Makanan untuk program MBG umumnya dimasak sejak pagi dan baru dikonsumsi siang atau sore hari tanpa pengendalian suhu. Jumlah siswa yang banyak membuat proses distribusi berlangsung terburu-buru sehingga peluang kontaminasi meningkat.
Sejumlah dapur MBG juga dinilai belum memenuhi standar kapasitas porsi, sehingga proses memasak dilakukan secara tergesa. Kondisi ini dikhawatirkan dapat memicu kasus keracunan massal.
"Makanan matang idealnya langsung dimakan. Jika lebih dari dua jam, suhu harus dijaga panas di atas 60 derajat Celsius atau dingin di bawah 5 derajat Celsius," jelas Jafrizal.
3. Perlu bentuk tim keamanan pangan perlu libatkan auditor NKV maupun Pengawas Kesmavet

Jafrizal menyarankan penyelenggara Program MBG membentuk tim keamanan pangan yang melibatkan Auditor NKV maupun Pengawas Kesmavet. Tim ini bertugas memantau dapur, mengecek tempat penyimpanan bahan pangan asal hewan, menguji sampel makanan, serta memastikan kebersihan peralatan.

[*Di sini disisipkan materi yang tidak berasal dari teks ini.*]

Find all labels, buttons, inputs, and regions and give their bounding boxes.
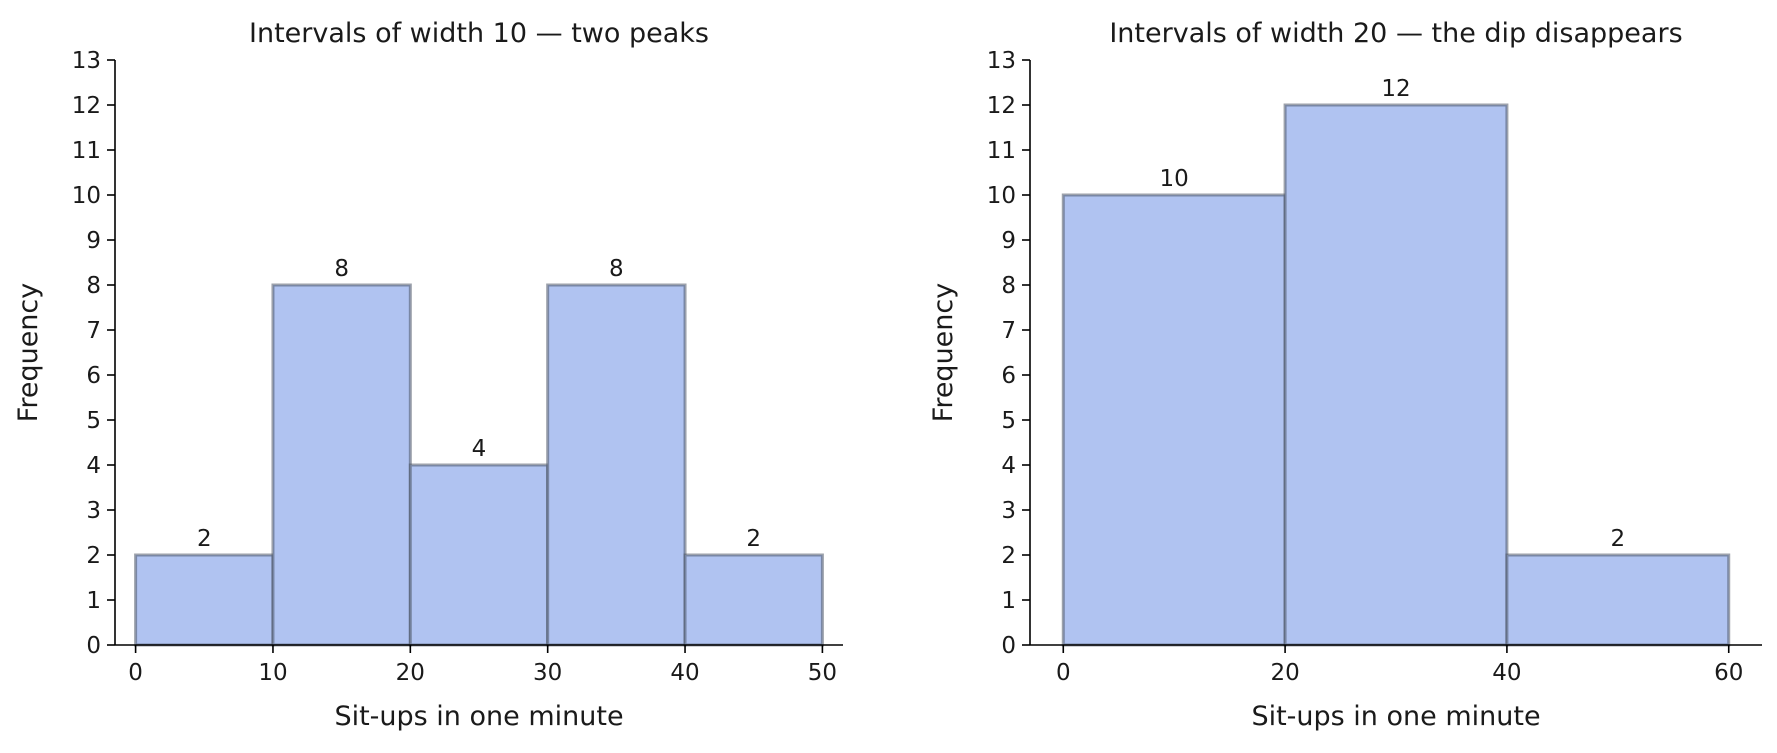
y-axis-label: Frequency bbox=[928, 283, 959, 423]
bar-value-label: 2 bbox=[746, 526, 761, 552]
y-tick-label: 3 bbox=[86, 498, 101, 524]
y-axis-label: Frequency bbox=[13, 283, 44, 423]
y-tick-label: 5 bbox=[86, 408, 101, 434]
y-tick-label: 1 bbox=[86, 588, 101, 614]
x-tick-label: 20 bbox=[1270, 660, 1299, 686]
y-tick-label: 3 bbox=[1001, 498, 1016, 524]
y-tick-label: 8 bbox=[1001, 273, 1016, 299]
y-tick-label: 0 bbox=[86, 633, 101, 659]
y-tick-label: 12 bbox=[987, 93, 1016, 119]
x-tick-label: 30 bbox=[533, 660, 562, 686]
y-tick-label: 13 bbox=[72, 48, 101, 74]
y-tick-label: 4 bbox=[1001, 453, 1016, 479]
y-tick-label: 1 bbox=[1001, 588, 1016, 614]
y-tick-label: 13 bbox=[987, 48, 1016, 74]
x-tick-label: 40 bbox=[670, 660, 699, 686]
y-tick-label: 9 bbox=[1001, 228, 1016, 254]
y-tick-label: 6 bbox=[1001, 363, 1016, 389]
histogram-bar bbox=[135, 555, 273, 645]
bar-value-label: 12 bbox=[1381, 76, 1410, 102]
histogram-bar bbox=[272, 285, 411, 645]
histogram-bar bbox=[547, 285, 686, 645]
y-tick-label: 7 bbox=[1001, 318, 1016, 344]
y-tick-label: 6 bbox=[86, 363, 101, 389]
histogram-bar bbox=[685, 555, 823, 645]
y-tick-label: 11 bbox=[72, 138, 101, 164]
histogram-bar bbox=[1285, 105, 1507, 645]
y-tick-label: 2 bbox=[1001, 543, 1016, 569]
x-tick-label: 10 bbox=[258, 660, 287, 686]
chart-title: Intervals of width 10 — two peaks bbox=[249, 18, 709, 49]
bar-value-label: 10 bbox=[1160, 166, 1189, 192]
y-tick-label: 11 bbox=[987, 138, 1016, 164]
histogram-bar bbox=[1506, 555, 1729, 645]
histogram-bar bbox=[410, 465, 548, 645]
x-axis-label: Sit-ups in one minute bbox=[334, 701, 623, 732]
y-tick-label: 5 bbox=[1001, 408, 1016, 434]
x-tick-label: 60 bbox=[1714, 660, 1743, 686]
y-tick-label: 8 bbox=[86, 273, 101, 299]
bar-value-label: 8 bbox=[334, 256, 349, 282]
y-tick-label: 12 bbox=[72, 93, 101, 119]
y-tick-label: 2 bbox=[86, 543, 101, 569]
x-tick-label: 50 bbox=[808, 660, 837, 686]
x-axis-label: Sit-ups in one minute bbox=[1251, 701, 1540, 732]
y-tick-label: 4 bbox=[86, 453, 101, 479]
histogram-bar bbox=[1063, 195, 1286, 645]
bar-value-label: 2 bbox=[1610, 526, 1625, 552]
y-tick-label: 9 bbox=[86, 228, 101, 254]
y-tick-label: 10 bbox=[987, 183, 1016, 209]
y-tick-label: 7 bbox=[86, 318, 101, 344]
bar-value-label: 8 bbox=[609, 256, 624, 282]
x-tick-label: 40 bbox=[1492, 660, 1521, 686]
bar-value-label: 4 bbox=[472, 436, 487, 462]
x-tick-label: 0 bbox=[1056, 660, 1071, 686]
x-tick-label: 0 bbox=[128, 660, 143, 686]
chart-title: Intervals of width 20 — the dip disappea… bbox=[1109, 18, 1682, 49]
y-tick-label: 0 bbox=[1001, 633, 1016, 659]
x-tick-label: 20 bbox=[396, 660, 425, 686]
bar-value-label: 2 bbox=[197, 526, 212, 552]
y-tick-label: 10 bbox=[72, 183, 101, 209]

Selain itu, pemanfaatan teknologi juga dinilai penting untuk mencegah risiko keracunan. Misalnya dengan penggunaan thermo-safe, pemberian label waktu masak dan konsumsi, serta sistem digital untuk memantau suhu penyimpanan makanan.
"Keracunan dalam program MBG bukan sekadar masalah dapur, melainkan persoalan sistem keamanan pangan yang harus dibangun serius. Solusinya mencakup langkah brilian seperti sertifikasi NKV dan teknologi thermo-safe, strategi taktis berupa pengaturan distribusi serta shift makan, hingga pendekatan profesional melalui penerapan HACCP dan pengawasan ketat," jelas Jafrizal.
4. MBG perlu dievaluasi berkala

Jafrizal menilai, MBG bisa menjadi program unggulan yang aman bagi peserta didik. Maka dari itu, diperlukan evaluasi penerima manfaat secara berkala agar program ini tidak hanya meningkatkan gizi siswa, tetapi juga adil dan tepat sasaran.
"MBG jangan dipandang sekadar agenda makan bersama, melainkan investasi kesehatan generasi muda Indonesia," jelas dia.